# 102 - Explore Retrospective
As an exmaple of a retrospective evaluation, we cached simulated and observed flows of 49 gages in HUC4 1802 in California, for both NWM v2.0 and NWM v2.1.  This gives us 2 simulated timeseries to compare to observed, to assess and start to think about standardizing the way we answer the question, "which is better".

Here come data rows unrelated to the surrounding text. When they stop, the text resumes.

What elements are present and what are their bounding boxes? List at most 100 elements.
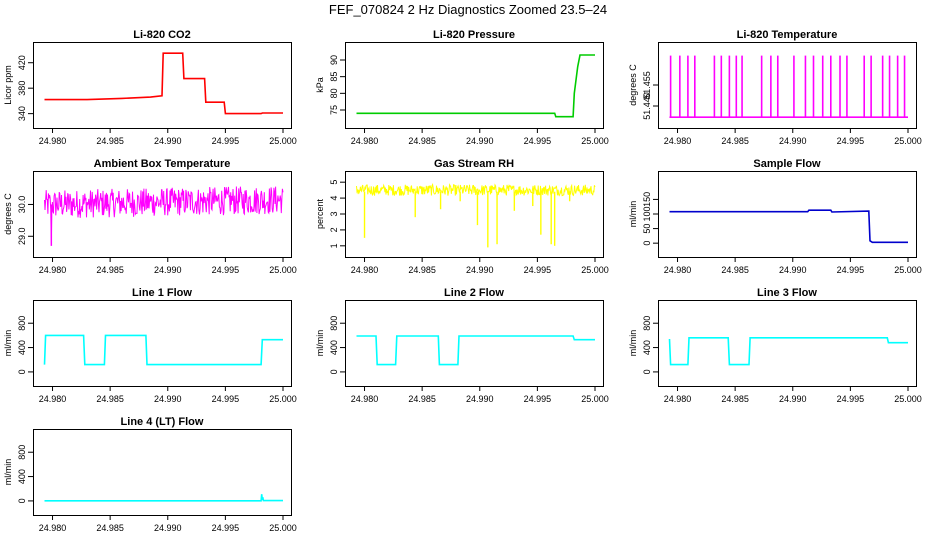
y-tick-label: 800 <box>17 316 27 331</box>
series-line-sample-flow <box>669 209 908 244</box>
x-tick-label: 25.000 <box>894 136 922 146</box>
y-axis-label: ml/min <box>3 459 13 486</box>
x-tick-label: 24.980 <box>39 136 67 146</box>
y-axis-label: degrees C <box>3 193 13 235</box>
chart-title: Line 1 Flow <box>132 287 192 299</box>
x-tick-label: 25.000 <box>894 265 922 275</box>
x-tick-label: 24.995 <box>212 136 240 146</box>
y-axis-label: degrees C <box>628 64 638 106</box>
y-tick-label: 400 <box>17 340 27 355</box>
x-tick-label: 24.995 <box>524 394 552 404</box>
chart-title: Line 2 Flow <box>444 287 504 299</box>
chart-title: Ambient Box Temperature <box>94 158 231 170</box>
x-tick-label: 24.980 <box>664 265 692 275</box>
x-tick-label: 24.990 <box>779 136 807 146</box>
chart-title: Li-820 Pressure <box>433 29 515 41</box>
y-tick-label: 340 <box>17 106 27 121</box>
y-axis-label: percent <box>315 198 325 229</box>
plot-frame <box>345 42 604 129</box>
y-tick-label: 29.0 <box>17 228 27 246</box>
x-tick-label: 24.980 <box>664 394 692 404</box>
x-tick-label: 24.995 <box>212 265 240 275</box>
plot-frame <box>33 429 292 516</box>
x-tick-label: 24.985 <box>721 265 749 275</box>
x-tick-label: 25.000 <box>269 523 297 533</box>
x-tick-label: 24.985 <box>96 394 124 404</box>
y-tick-label: 420 <box>17 55 27 70</box>
x-tick-label: 24.985 <box>96 136 124 146</box>
x-tick-label: 25.000 <box>581 394 609 404</box>
y-tick-label: 75 <box>329 105 339 115</box>
y-tick-label: 5 <box>329 180 339 185</box>
x-tick-label: 24.980 <box>39 523 67 533</box>
y-axis-label: kPa <box>315 77 325 93</box>
chart-title: Li-820 Temperature <box>737 29 838 41</box>
x-tick-label: 24.985 <box>408 136 436 146</box>
x-tick-label: 24.995 <box>212 523 240 533</box>
page-title: FEF_070824 2 Hz Diagnostics Zoomed 23.5–… <box>328 2 608 17</box>
x-tick-label: 25.000 <box>269 394 297 404</box>
y-tick-label: 51.440 <box>642 92 652 120</box>
y-tick-label: 51.455 <box>642 71 652 99</box>
y-tick-label: 3 <box>329 211 339 216</box>
y-axis-label: ml/min <box>628 330 638 357</box>
y-tick-label: 400 <box>17 469 27 484</box>
y-tick-label: 800 <box>329 316 339 331</box>
x-tick-label: 24.990 <box>154 523 182 533</box>
x-tick-label: 24.995 <box>837 136 865 146</box>
series-line-line-1 <box>43 334 283 366</box>
x-tick-label: 24.980 <box>39 265 67 275</box>
y-tick-label: 4 <box>329 196 339 201</box>
y-axis-label: Licor ppm <box>3 65 13 105</box>
chart-title: Gas Stream RH <box>434 158 514 170</box>
x-tick-label: 24.985 <box>96 265 124 275</box>
x-tick-label: 24.980 <box>351 265 379 275</box>
y-tick-label: 380 <box>17 81 27 96</box>
x-tick-label: 24.985 <box>96 523 124 533</box>
x-tick-label: 24.995 <box>524 265 552 275</box>
x-tick-label: 24.990 <box>466 265 494 275</box>
y-tick-label: 0 <box>642 369 652 374</box>
x-tick-label: 24.990 <box>779 394 807 404</box>
chart-title: Sample Flow <box>753 158 821 170</box>
x-tick-label: 24.995 <box>524 136 552 146</box>
x-tick-label: 25.000 <box>269 136 297 146</box>
plot-frame <box>33 171 292 258</box>
x-tick-label: 24.995 <box>212 394 240 404</box>
plot-frame <box>33 42 292 129</box>
x-tick-label: 25.000 <box>581 265 609 275</box>
y-tick-label: 100 <box>642 206 652 221</box>
y-tick-label: 800 <box>17 445 27 460</box>
x-tick-label: 24.990 <box>779 265 807 275</box>
x-tick-label: 24.980 <box>664 136 692 146</box>
x-tick-label: 24.990 <box>466 136 494 146</box>
x-tick-label: 24.995 <box>837 265 865 275</box>
y-tick-label: 400 <box>642 340 652 355</box>
x-tick-label: 24.990 <box>154 136 182 146</box>
noisy-series <box>44 186 284 246</box>
x-tick-label: 24.985 <box>721 394 749 404</box>
x-tick-label: 24.985 <box>721 136 749 146</box>
y-tick-label: 0 <box>642 241 652 246</box>
y-axis-label: ml/min <box>3 330 13 357</box>
x-tick-label: 25.000 <box>581 136 609 146</box>
y-tick-label: 0 <box>17 369 27 374</box>
plot-frame <box>658 42 917 129</box>
series-line-line-2 <box>356 335 595 366</box>
x-tick-label: 25.000 <box>269 265 297 275</box>
y-tick-label: 30.0 <box>17 196 27 214</box>
series-line-pressure <box>356 54 595 118</box>
x-tick-label: 24.990 <box>466 394 494 404</box>
chart-title: Line 4 (LT) Flow <box>121 416 204 428</box>
plot-frame <box>345 300 604 387</box>
series-line-line-3 <box>668 336 908 366</box>
y-tick-label: 90 <box>329 55 339 65</box>
y-tick-label: 80 <box>329 88 339 98</box>
y-axis-label: ml/min <box>315 330 325 357</box>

There is significant work in this area to identify different ways to compare metrics between simulations.

In [None]:
# Import the required packages.
import sys
from pathlib import Path
import duckdb
import pandas as pd
import geopandas as gpd

import holoviews as hv
import geoviews as gv
import teehr.queries.duckdb as tqd
import teehr.queries.pandas as tqp
import hvplot.pandas
import cartopy.crs as ccrs
from holoviews import opts

In [None]:
# Set some notebook variables to point to the relevant study files.
USGS_TIMESERIES_FILE = Path(Path().home(), "cache/huc1802_retro/timeseries/usgs.parquet")
NWM21_TIMESERIES_FILE = Path(Path().home(), "cache/huc1802_retro/timeseries/nwm21_retro.parquet")
NWM20_TIMESERIES_FILE = Path(Path().home(), "cache/huc1802_retro/timeseries/nwm20_retro.parquet")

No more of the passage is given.